I’m reading Fruitless Fall, by Rowan Jacobsen.
It’s mainly about Colony Collapse Disorder (CCD), which has apparently devastated the bee keeping industry around the world.
I haven’t gotten to a lot of the CCD stuff yet (as of page 60), but what I have read has been fascinating. Bees’ lives, the different roles in their society, their history, their food, etc. And, the main point, why we need them.
Our technology hasn’t come up with a way to pollinate fruiting plants on a wide scale; and without wide-scale pollination, there’s no fruit.
No fruit. And this is the botanical sense, so it includes cucumbers, zucchinis, tomatoes, almonds, and anything else with a nut or seed. Even coffee.
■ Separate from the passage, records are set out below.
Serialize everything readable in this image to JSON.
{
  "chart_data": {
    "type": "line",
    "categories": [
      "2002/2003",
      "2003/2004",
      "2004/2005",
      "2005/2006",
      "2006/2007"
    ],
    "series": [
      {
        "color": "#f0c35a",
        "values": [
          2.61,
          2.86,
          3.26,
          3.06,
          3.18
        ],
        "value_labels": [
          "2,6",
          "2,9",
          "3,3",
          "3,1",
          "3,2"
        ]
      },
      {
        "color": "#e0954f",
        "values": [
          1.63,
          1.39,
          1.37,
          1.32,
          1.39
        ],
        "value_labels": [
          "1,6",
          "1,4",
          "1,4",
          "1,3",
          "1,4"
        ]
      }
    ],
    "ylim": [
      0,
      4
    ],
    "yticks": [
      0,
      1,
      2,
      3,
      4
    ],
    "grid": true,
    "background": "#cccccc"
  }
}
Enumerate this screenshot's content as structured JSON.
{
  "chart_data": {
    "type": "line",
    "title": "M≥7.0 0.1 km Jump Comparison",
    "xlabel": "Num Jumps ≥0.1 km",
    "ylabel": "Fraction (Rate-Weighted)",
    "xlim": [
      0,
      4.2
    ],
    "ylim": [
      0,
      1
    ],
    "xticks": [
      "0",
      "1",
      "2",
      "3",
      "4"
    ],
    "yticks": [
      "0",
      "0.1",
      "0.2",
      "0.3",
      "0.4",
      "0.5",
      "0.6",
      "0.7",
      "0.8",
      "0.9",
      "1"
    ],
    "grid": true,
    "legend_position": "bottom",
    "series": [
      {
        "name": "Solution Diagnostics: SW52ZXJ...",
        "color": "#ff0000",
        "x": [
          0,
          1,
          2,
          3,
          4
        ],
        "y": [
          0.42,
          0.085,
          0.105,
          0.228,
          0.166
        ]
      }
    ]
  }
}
The only way to pollinate most of those plants on a wide scale is by using bees. (Not coffee, though, which uses some kind of fly.) Fewer bees equals fewer groceries. And the bees are apparently dying out without leaving much clue as to why.
At the point I am in the book, we’re just leaving the life of bees and are moving on the mystery of CCD. How it first became noticed, some possible culprits, etc.
The only place where Jacobsen kind of bugs me (was that a pun? you be the judge) is when he doesn’t bother to give data before making judgements.
This is a paraphrase, but he basically says that there’s no real information about wild bug populations, but they’re probably being wiped out. I’d like to know what makes him say that. This WSJ review has the same kinds of problems with the book. But in the meantime, it’s been great.